Nas bermas das estradas desfila olival e mais olival, vinhas, uma ou outra plantação de amendoeiras ou de painéis fotovoltaicos, das poucas indústrias da região. Por vezes cheira a esteva, quase sempre a azeitona. À chegada a Moura, cujo nome é uma homenagem à moura Salúquia, que, conta a lenda, se lançou da torre mais alta do castelo ao perceber ter sido enganada pelos cristãos, abrindo-lhes os portões da fortaleza, muito há para ver. No castelo, residência da população até à reconquista de 1232, torres de diferentes épocas provam o peso desta praça de armas na defesa da fronteira. Foi também no castelo que, em 1899, se instalou a primeira fábrica da Água Castello, aproveitando uma nascente do sistema aquífero Moura-Ficalho. «Não deixa de ser curioso, numa zona do Interior alentejano», ri a historiadora Marisa Bacalhau. A água é tanta que ainda funcionam as Termas de Moura, com as tinas originais do século XIX. 


Museu do Azeite, no antigo Lagar de Varas do Fojo, em Moura

À uma da tarde, soa a sirene dos bombeiros, o comércio fecha e toda a gente vai almoçar. Em Moura, come-se bem. «Sopas de pão, chamadas açordas, com peixe do rio; migas com carne de porco preto; queijo de ovelha de Serpa, feito em Moura», enumera a farmacêutica. E depois há o vinho, inclusive da talha, e o azeite, central na identidade desta cidade raiana. “És mais fino que o azeite de Moura”, diz o povo. Junto à fronteira, onde a cobiça dos vizinhos ameaçava, o olivedo pedia pouco, em cuidados e mão-de-obra, e dava muito. «Uma oliveira era tudo: luz, aquecimento, azeite, fruto, sombra», nota a historiadora. No antigo Lagar de Varas do Fojo percebe-se como funcionava a extração tradicional, por sistema de vara e peso, um engenho romano também usado para o vinho. O lagar comunitário, que é hoje museu, terá funcionado entre 1810 e meados do século XX. «Aqui tudo se aproveitava. A massa que resultava das várias extrações era alimento para os porcos, as borras do azeite serviam para hidratar calçado, carros de burros ou fazer sabão». Tudo tão diferente do olival intensivo, «fruto do progresso e uma incógnita para o futuro ambiental destas terras. Em tudo tem de haver conta, peso e medida, mas, sobretudo, bom senso», alerta Marisa Bacalhau.

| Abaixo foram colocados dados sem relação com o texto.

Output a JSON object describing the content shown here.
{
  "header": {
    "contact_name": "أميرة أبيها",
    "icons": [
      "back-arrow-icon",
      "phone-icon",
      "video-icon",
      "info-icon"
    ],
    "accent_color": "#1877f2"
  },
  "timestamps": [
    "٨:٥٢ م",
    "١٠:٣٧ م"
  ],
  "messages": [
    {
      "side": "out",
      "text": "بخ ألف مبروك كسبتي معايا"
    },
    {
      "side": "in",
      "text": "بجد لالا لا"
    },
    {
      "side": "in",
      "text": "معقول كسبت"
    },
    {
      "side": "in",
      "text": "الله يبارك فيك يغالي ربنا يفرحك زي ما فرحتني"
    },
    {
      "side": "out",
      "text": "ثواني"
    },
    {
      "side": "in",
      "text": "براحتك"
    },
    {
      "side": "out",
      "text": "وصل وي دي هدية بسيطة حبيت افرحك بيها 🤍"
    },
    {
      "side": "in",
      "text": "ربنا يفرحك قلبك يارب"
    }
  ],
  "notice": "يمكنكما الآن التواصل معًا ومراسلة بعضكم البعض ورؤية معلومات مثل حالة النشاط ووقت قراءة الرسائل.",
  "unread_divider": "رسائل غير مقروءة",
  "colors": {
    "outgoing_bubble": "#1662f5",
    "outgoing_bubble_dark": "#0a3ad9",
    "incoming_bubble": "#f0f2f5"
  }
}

Feijoada de grão, um dos muitos petiscos gastronómicos

À passagem pela aldeia de Póvoa de São Miguel, Nídia comenta: «Aqui, a escola só não fechou graças às crianças ciganas». A farmacêutica deixou Moura apenas para fazer a universidade em Lisboa. Regressou pela família, a tranquilidade, a vontade de ajudar a população envelhecida. Foi a única, entre primos e colegas do secundário. Vinte anos após o encerramento das comportas, a barragem de Alqueva mudou a paisagem, mas não estancou a desertificação humana.